How can I replace all occurrences of a particular word from a given string with another, provided the word does not occur within quotes. Note that the input string will most likely contain escaped quotes. The word itself will not contain any quotes.

[EDIT: The original wording was - "The input string will definitely contain escaped quotes". I realized later that it is not "definitely", but "most likely"].

Example: Replacing FOO by BAR

Input: FOO "FOO" 'FOO' " 1 + FOO + 2 " ABCFOOXYZ " str1\\"FOO\\"str3'FOO'\\'\\'" ' str1\\'FOOstr3"FOO"\\"\\"' \\"FOO\\"

Output: BAR "FOO" 'FOO' " 1 + FOO + 2 " ABCBARXYZ " str1\\"FOO\\"str3'FOO'\\'\\'" ' str1\\'FOOstr3"FOO"\\"\\"' \\"BAR\\"

Note that the last occurrence of FOO is not inside quotes, the quotes themselves have been escaped. Hence it gets replaced by BAR.

I am looking for a regexp in JavaScript.

clarification - The input string will contain single as well as double quotes, both possibly escaped. We should replace the word only when it is not quoted at all (neither with single nor with double quotes).

EDIT:

What I tried: I was able to get all occurrences of FOO which should NOT undergo a replacement (["'])(?:(?=(\\?))\\2.)*?\\1 The above will match all the quoted strings. They should be excluded from replacement.

I'm not a regexp pro and I cannot go beyond this, have tried a lot.

Answer 1

You could match everything between the single or double quotes by using a capture group, a character class and a back reference (['"]) so the same opening quote match the same closing quote. Then use an alternation to capture FOO in the second capturing group.

The method replace has a callback function where you can access the full match as the first parameter and the capture groups as the remaining parameters.
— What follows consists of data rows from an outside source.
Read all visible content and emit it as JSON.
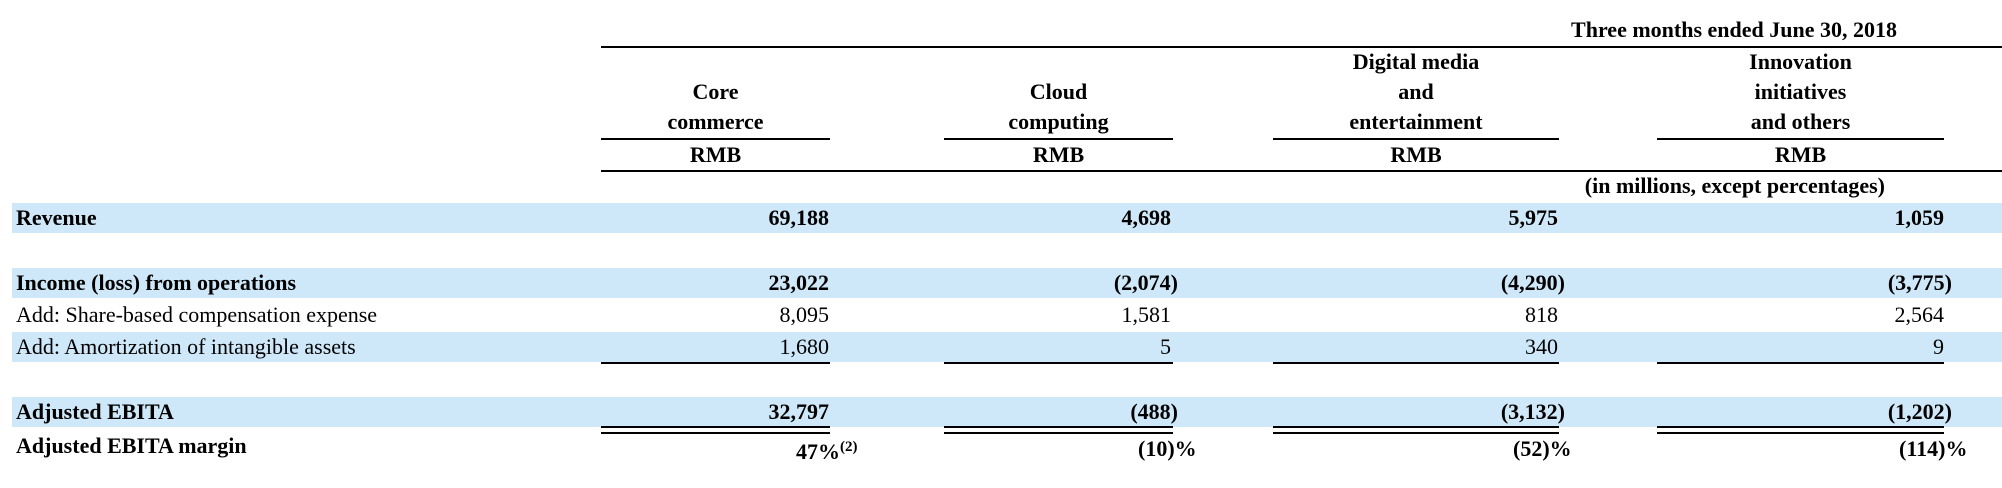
{
  "header": {
    "period": "Three months ended June 30, 2018",
    "note": "(in millions, except percentages)",
    "columns": [
      {
        "l1": "Core",
        "l2": "commerce",
        "l3": "",
        "currency": "RMB"
      },
      {
        "l1": "Cloud",
        "l2": "computing",
        "l3": "",
        "currency": "RMB"
      },
      {
        "l1": "Digital media",
        "l2": "and",
        "l3": "entertainment",
        "currency": "RMB"
      },
      {
        "l1": "Innovation",
        "l2": "initiatives",
        "l3": "and others",
        "currency": "RMB"
      }
    ]
  },
  "rows": {
    "revenue": {
      "label": "Revenue",
      "values": [
        "69,188",
        "4,698",
        "5,975",
        "1,059"
      ]
    },
    "income": {
      "label": "Income (loss) from operations",
      "values": [
        "23,022",
        "(2,074)",
        "(4,290)",
        "(3,775)"
      ]
    },
    "sbc": {
      "label": "Add: Share-based compensation expense",
      "values": [
        "8,095",
        "1,581",
        "818",
        "2,564"
      ]
    },
    "amort": {
      "label": "Add: Amortization of intangible assets",
      "values": [
        "1,680",
        "5",
        "340",
        "9"
      ]
    },
    "ebita": {
      "label": "Adjusted EBITA",
      "values": [
        "32,797",
        "(488)",
        "(3,132)",
        "(1,202)"
      ]
    },
    "margin": {
      "label": "Adjusted EBITA margin",
      "values": [
        "47",
        "(10)",
        "(52)",
        "(114)"
      ],
      "pct": "%",
      "footnote": "(2)"
    }
  },
  "colors": {
    "row_band": "#cfe8f9",
    "text": "#000000"
  }
}
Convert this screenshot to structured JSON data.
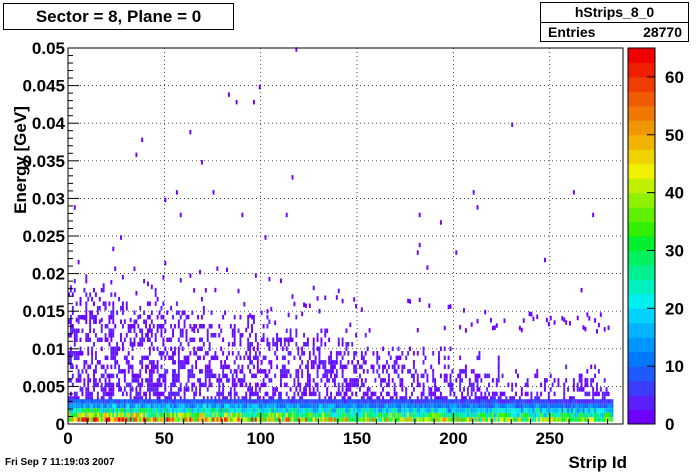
{
  "title": "Sector = 8, Plane = 0",
  "stats": {
    "name": "hStrips_8_0",
    "entries_label": "Entries",
    "entries_value": "28770"
  },
  "datestamp": "Fri Sep  7 11:19:03 2007",
  "chart_data": {
    "type": "heatmap",
    "xlabel": "Strip Id",
    "ylabel": "Energy [GeV]",
    "xlim": [
      0,
      288
    ],
    "ylim": [
      0,
      0.05
    ],
    "x_ticks": [
      "0",
      "50",
      "100",
      "150",
      "200",
      "250"
    ],
    "y_ticks": [
      "0",
      "0.005",
      "0.01",
      "0.015",
      "0.02",
      "0.025",
      "0.03",
      "0.035",
      "0.04",
      "0.045",
      "0.05"
    ],
    "x_tick_values": [
      0,
      50,
      100,
      150,
      200,
      250
    ],
    "y_tick_values": [
      0,
      0.005,
      0.01,
      0.015,
      0.02,
      0.025,
      0.03,
      0.035,
      0.04,
      0.045,
      0.05
    ],
    "grid": true,
    "n_strips": 283,
    "colorbar": {
      "min": 0,
      "max": 65,
      "ticks": [
        "0",
        "10",
        "20",
        "30",
        "40",
        "50",
        "60"
      ],
      "tick_values": [
        0,
        10,
        20,
        30,
        40,
        50,
        60
      ],
      "colors": [
        "#6e00ff",
        "#5a1eff",
        "#3c3cff",
        "#1e5aff",
        "#0078ff",
        "#0096ff",
        "#00b4ff",
        "#00d2ff",
        "#00f0f0",
        "#00f0c0",
        "#00f090",
        "#00f060",
        "#00f030",
        "#30f000",
        "#60f000",
        "#90f000",
        "#c0f000",
        "#f0f000",
        "#f0d200",
        "#f0b400",
        "#f09600",
        "#f07800",
        "#f05a00",
        "#f03c00",
        "#f01e00",
        "#f00000"
      ]
    },
    "energy_rows": [
      {
        "e": 0.0003,
        "level": "hot"
      },
      {
        "e": 0.0009,
        "level": "warm"
      },
      {
        "e": 0.0015,
        "level": "mid"
      },
      {
        "e": 0.0021,
        "level": "cool"
      },
      {
        "e": 0.0027,
        "level": "low"
      }
    ],
    "outliers": [
      [
        3,
        0.0285
      ],
      [
        27,
        0.0245
      ],
      [
        35,
        0.0355
      ],
      [
        38,
        0.0375
      ],
      [
        50,
        0.0295
      ],
      [
        56,
        0.0305
      ],
      [
        63,
        0.0385
      ],
      [
        58,
        0.0275
      ],
      [
        69,
        0.0345
      ],
      [
        75,
        0.0305
      ],
      [
        83,
        0.0435
      ],
      [
        87,
        0.0425
      ],
      [
        90,
        0.0275
      ],
      [
        96,
        0.0425
      ],
      [
        99,
        0.0445
      ],
      [
        102,
        0.0245
      ],
      [
        113,
        0.0275
      ],
      [
        116,
        0.0325
      ],
      [
        118,
        0.0495
      ],
      [
        181,
        0.0225
      ],
      [
        182,
        0.0275
      ],
      [
        182,
        0.0235
      ],
      [
        186,
        0.0205
      ],
      [
        193,
        0.0265
      ],
      [
        201,
        0.0225
      ],
      [
        210,
        0.0305
      ],
      [
        212,
        0.0285
      ],
      [
        230,
        0.0395
      ],
      [
        247,
        0.0215
      ],
      [
        262,
        0.0305
      ],
      [
        272,
        0.0275
      ],
      [
        266,
        0.0175
      ],
      [
        280,
        0.0125
      ]
    ]
  }
}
Here you could test for the value of the second group. If it is FOO , then return BAR .

If it is not, return the full match.

(?:\s|^)(['"])(?:\1|.*?[^\\]\1)|(FOO)

Explanation

• (?:\\s|^) Start of the string or a whitespace character
• (['"]) Match ' or " in a capture group
• (?: Non capturing group
  • \\1 Backreference to first capture group
  • | Or
  • .*?[^\\\\]\\1 Match any char except a newline non greedy followed by not a backslash and a backreference to group 1
• ) Close non capturing group
• | Or
• (FOO) Capture group 2 containing FOO

Regex demo

 let pattern = /(?:\\s|^)(['"])(?:\\1|.*?[^\\\\]\\1)|(FOO)/g; let str = `FOO "FOO" 'FOO' " 1 + FOO + 2 " ABCFOOXYZ " str1\\\\"FOO\\\\"str3'FOO'\\\\'\\\\'" ' str1\\\\'FOOstr3"FOO"\\\\"\\\\"' \\\\"FOO\\\\"`; let res = str.replace(pattern, function(m, _, g2) { return g2 === "FOO" ? "BAR" : m; }); console.log(res);